Pleurodesis is a procedure that uses medicine to adhere your lung to your chest wall. It seals up the space between the outer lining of your lung and chest wall ( pleural cavity) to prevent fluid or air from continually building up around your lungs.
Pleural Tapping Thoracentesis is a procedure to remove fluid from the space between the lining of the outside of the lungs (plera) and the wall of the chest. Normally, very little fluid is present in this space. An accumulation of excess fluid between the layers of the pleura is called a pleural effusion.
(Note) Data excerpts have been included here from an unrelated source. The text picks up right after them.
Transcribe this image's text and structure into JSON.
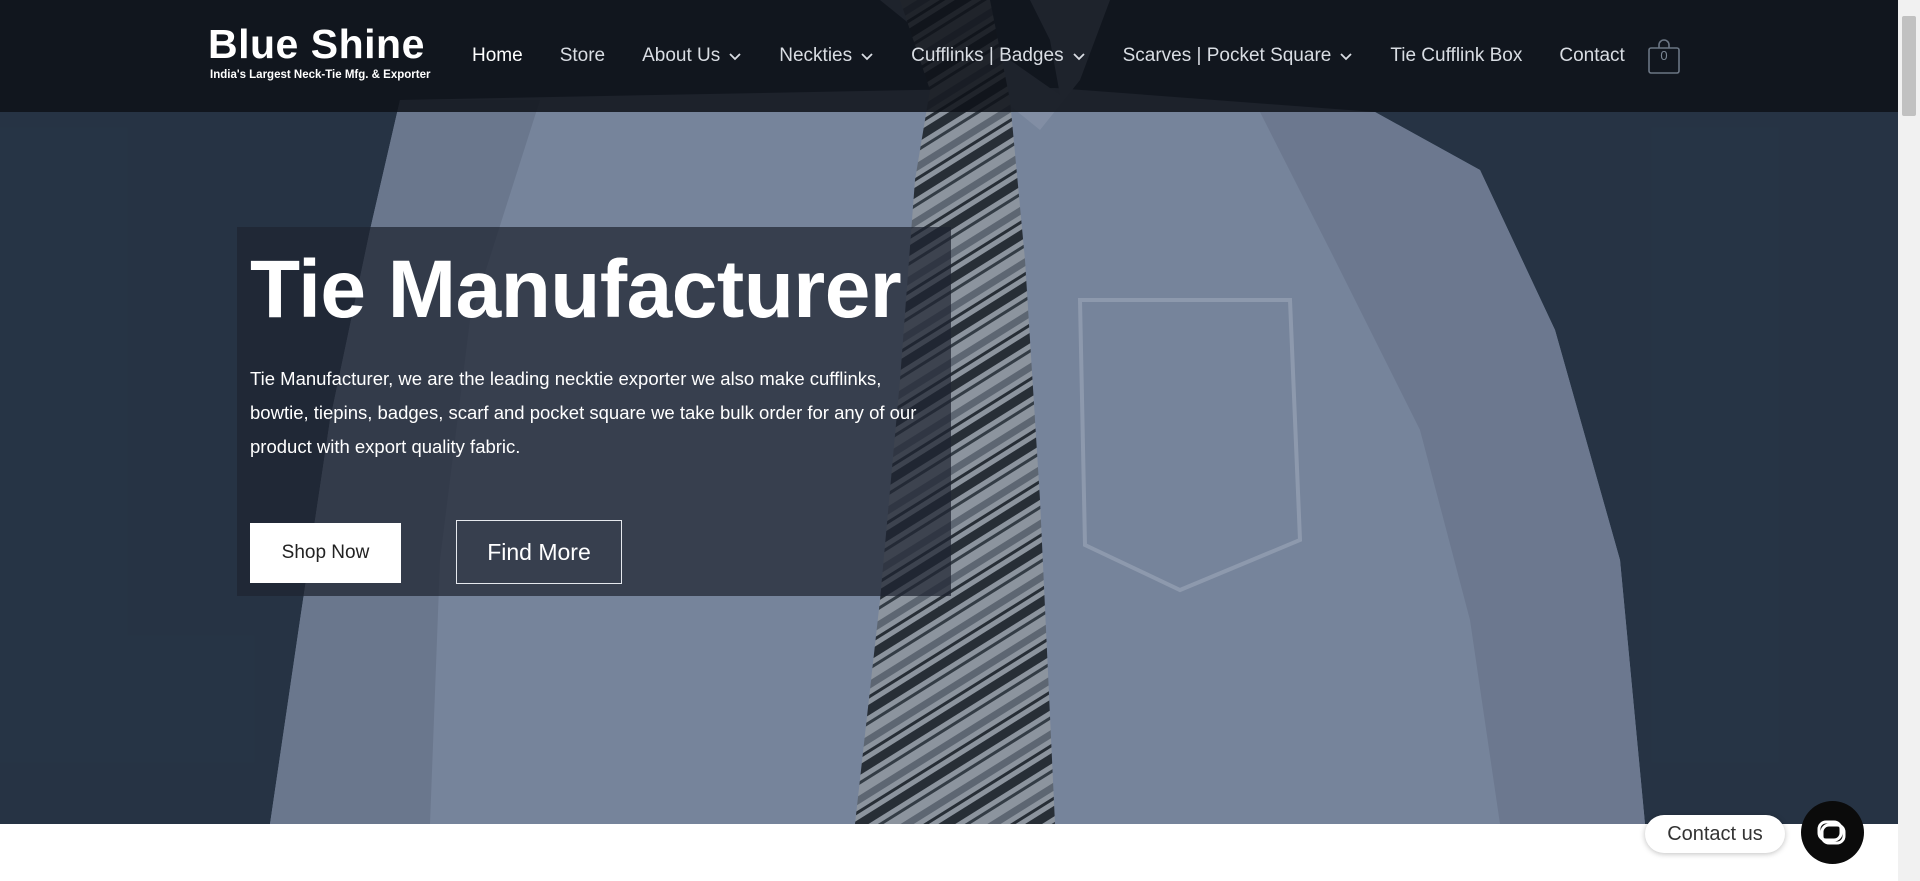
{
  "brand": {
    "name": "Blue Shine",
    "tagline": "India's Largest Neck-Tie Mfg. & Exporter"
  },
  "nav": {
    "items": [
      {
        "label": "Home",
        "active": true,
        "dropdown": false
      },
      {
        "label": "Store",
        "active": false,
        "dropdown": false
      },
      {
        "label": "About Us",
        "active": false,
        "dropdown": true
      },
      {
        "label": "Neckties",
        "active": false,
        "dropdown": true
      },
      {
        "label": "Cufflinks | Badges",
        "active": false,
        "dropdown": true
      },
      {
        "label": "Scarves | Pocket Square",
        "active": false,
        "dropdown": true
      },
      {
        "label": "Tie Cufflink Box",
        "active": false,
        "dropdown": false
      },
      {
        "label": "Contact",
        "active": false,
        "dropdown": false
      }
    ],
    "cart_count": "0"
  },
  "hero": {
    "title": "Tie Manufacturer",
    "description": "Tie Manufacturer, we are the leading necktie exporter we also make cufflinks, bowtie, tiepins, badges, scarf and pocket square we take bulk order for any of our product with export quality fabric.",
    "shop_button": "Shop Now",
    "find_button": "Find More"
  },
  "contact_widget": {
    "label": "Contact us"
  },
  "colors": {
    "header_bg": "#0e1218",
    "hero_bg": "#2a3849",
    "shirt": "#8f9db5",
    "tie_dark": "#2b3138",
    "tie_light": "#a9b0b8"
  }
}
Alternative names Pleural fluid aspiration; Pleural tap; Thoracentesis
A small area of skin on your chest or back is washed with a sterilizing solution. Some numbing medicine ( local anesthetic) is injected in this area. A needle is then placed through the skin of the chest wall into the space around the lungs called pleural space. Fluid is withdrawn and collected and may be sent to a laboratory for analysis( pleural fluid analyisis).
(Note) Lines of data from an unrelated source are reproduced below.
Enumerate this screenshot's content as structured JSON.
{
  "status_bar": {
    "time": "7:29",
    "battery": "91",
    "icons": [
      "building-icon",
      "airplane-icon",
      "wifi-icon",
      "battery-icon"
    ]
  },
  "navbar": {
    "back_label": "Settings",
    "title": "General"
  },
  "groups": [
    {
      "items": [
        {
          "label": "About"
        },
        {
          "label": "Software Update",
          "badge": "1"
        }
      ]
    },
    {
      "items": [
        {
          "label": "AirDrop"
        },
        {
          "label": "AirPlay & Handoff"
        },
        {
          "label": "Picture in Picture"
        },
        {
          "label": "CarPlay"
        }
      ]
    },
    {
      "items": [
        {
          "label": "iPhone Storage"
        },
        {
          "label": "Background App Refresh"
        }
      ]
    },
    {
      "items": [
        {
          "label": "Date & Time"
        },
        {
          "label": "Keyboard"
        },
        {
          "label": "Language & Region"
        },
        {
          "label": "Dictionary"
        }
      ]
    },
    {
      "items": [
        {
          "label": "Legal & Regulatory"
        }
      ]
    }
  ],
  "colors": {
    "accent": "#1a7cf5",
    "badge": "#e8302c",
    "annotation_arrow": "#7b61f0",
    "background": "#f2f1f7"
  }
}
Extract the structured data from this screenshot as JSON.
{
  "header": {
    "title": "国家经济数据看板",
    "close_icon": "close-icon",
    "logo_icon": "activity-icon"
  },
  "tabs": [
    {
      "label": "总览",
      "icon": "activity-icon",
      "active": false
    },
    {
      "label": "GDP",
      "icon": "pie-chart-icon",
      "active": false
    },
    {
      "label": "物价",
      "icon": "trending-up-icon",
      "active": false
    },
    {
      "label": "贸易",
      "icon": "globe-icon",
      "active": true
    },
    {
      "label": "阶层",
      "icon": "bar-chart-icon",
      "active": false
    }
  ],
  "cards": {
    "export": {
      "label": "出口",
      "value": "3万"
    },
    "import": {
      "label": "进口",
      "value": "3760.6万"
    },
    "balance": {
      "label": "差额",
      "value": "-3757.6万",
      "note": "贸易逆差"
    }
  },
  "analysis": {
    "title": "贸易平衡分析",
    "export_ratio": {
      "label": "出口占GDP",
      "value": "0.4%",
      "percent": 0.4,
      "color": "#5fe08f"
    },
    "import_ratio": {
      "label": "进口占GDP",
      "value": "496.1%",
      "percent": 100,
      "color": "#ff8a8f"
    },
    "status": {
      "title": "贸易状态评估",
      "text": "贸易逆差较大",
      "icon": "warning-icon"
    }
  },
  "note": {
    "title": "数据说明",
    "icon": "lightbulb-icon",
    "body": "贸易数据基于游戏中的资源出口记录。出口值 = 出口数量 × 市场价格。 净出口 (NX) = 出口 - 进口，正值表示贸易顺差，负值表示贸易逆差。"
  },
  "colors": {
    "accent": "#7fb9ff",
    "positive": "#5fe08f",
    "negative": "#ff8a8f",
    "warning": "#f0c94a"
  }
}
You will on a bed or sit n the edge of a chair or bed with your head and arms resting on a table. The skin around the procedure side is disinfected and the area is draped. A local anesthetic is injected into the skin. The thoracentesis needle above the rib into the pleural space.
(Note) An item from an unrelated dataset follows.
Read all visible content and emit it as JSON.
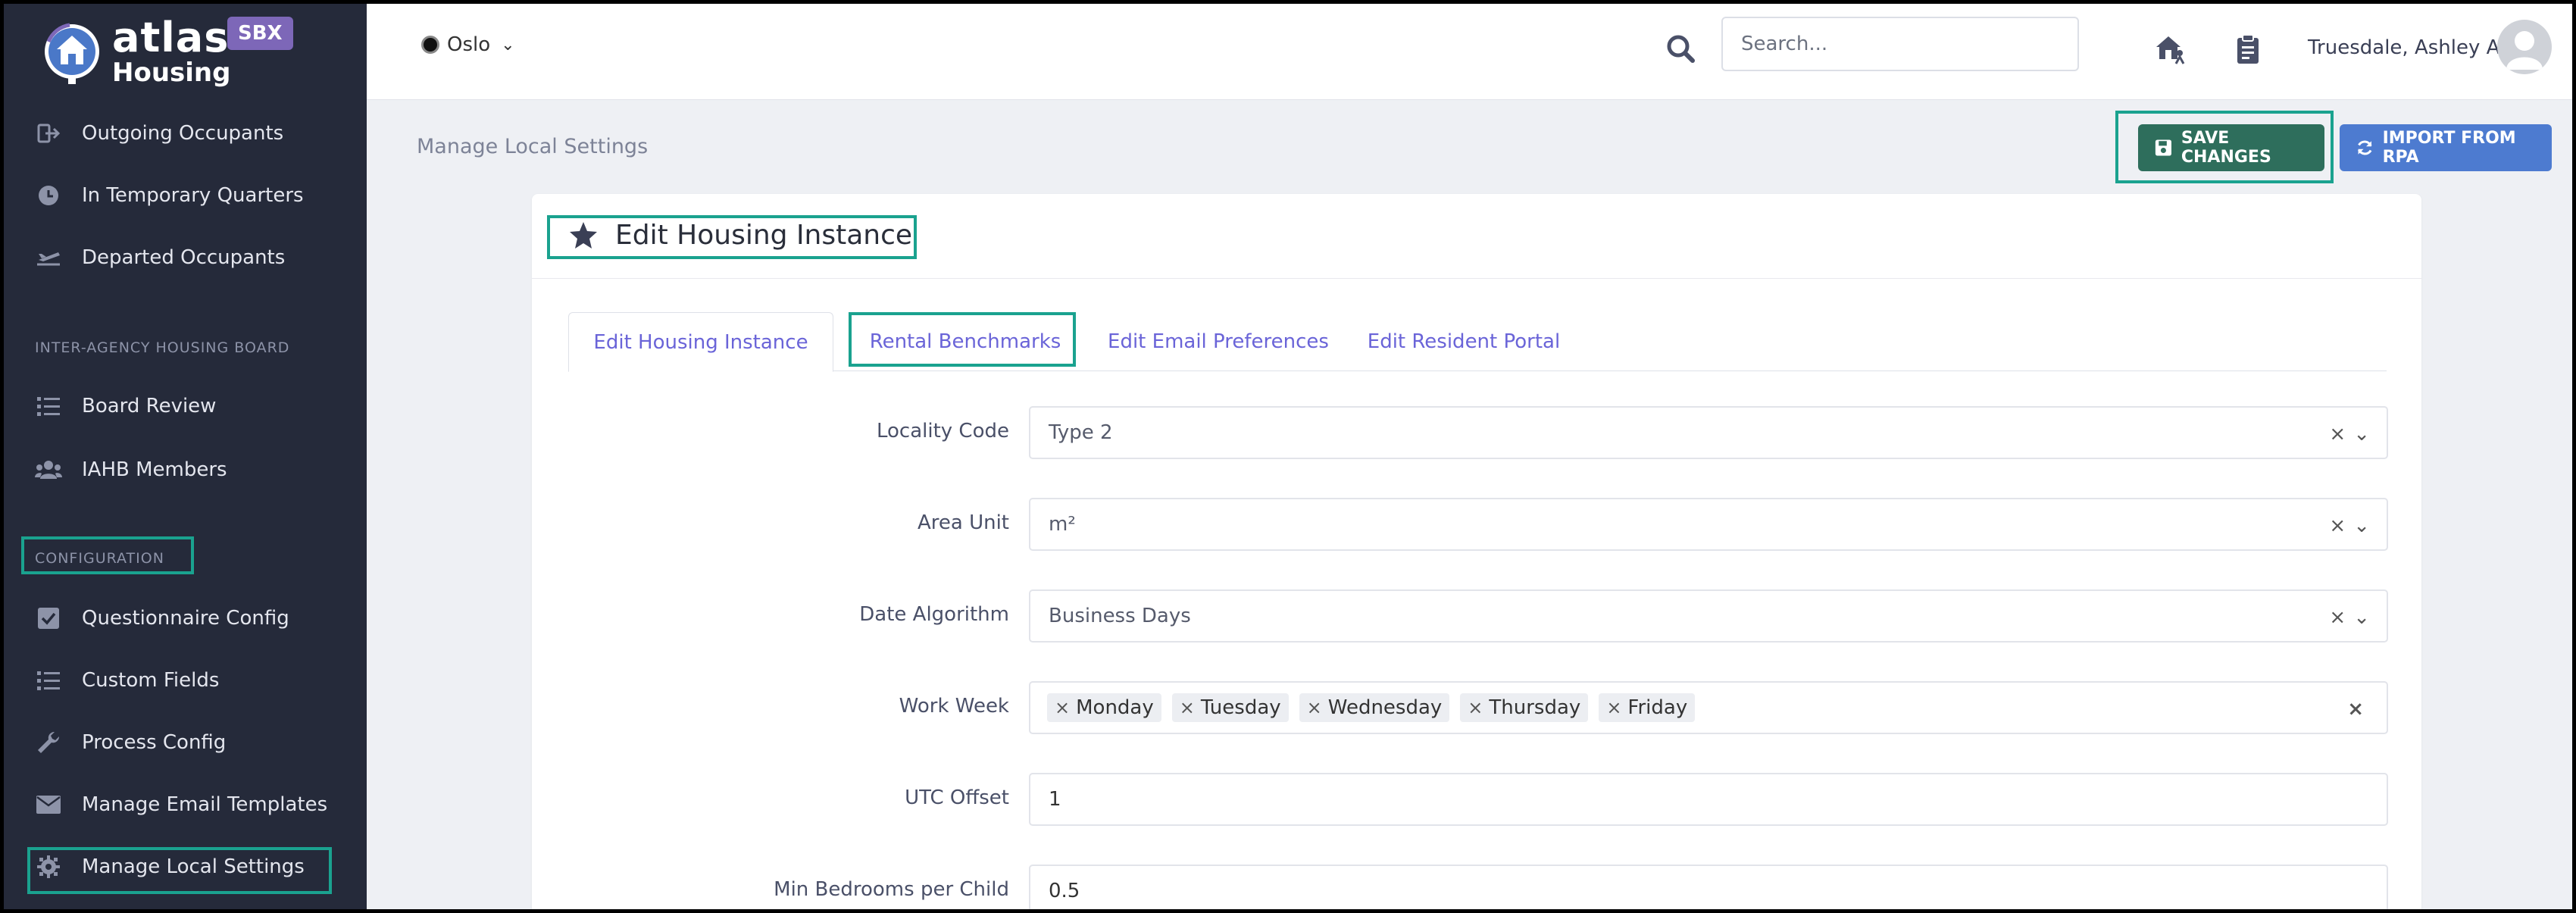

There will be a stinging sensation when the local anesthetic is injected, and you may feel a sensation of pressure when the needle is inserted into the pleural space.
Inform your health care provider if you develop shortness of breath or chest pain.
The analysis of the fluid will indicate possible causes of pleural effusion such as infection, cancer, heart failure, cirrhosis, and kidney disease. If infection is suspected , a culture of the fluid is often done to determine whether microorganisms are present and if so, to identify them.
Additional conditions under which the test may be performed include the following:
Pneumonia
Hemothorax
Pulmonary veno-occlusive disease
Pancreatitis
Pulmonary embolism
Thyroid embolism
Collagen vascular disease
Asbestos-ralated pleural effusion
Drug reactions
Risks
Pneumothorax (collapse of the lung)
Fluid re-accumulation
Pulmonary edema
Bleeding
Infection
Respiratory distress
Considerations
A chest x-ray is often done after the procedure to detect possible complications.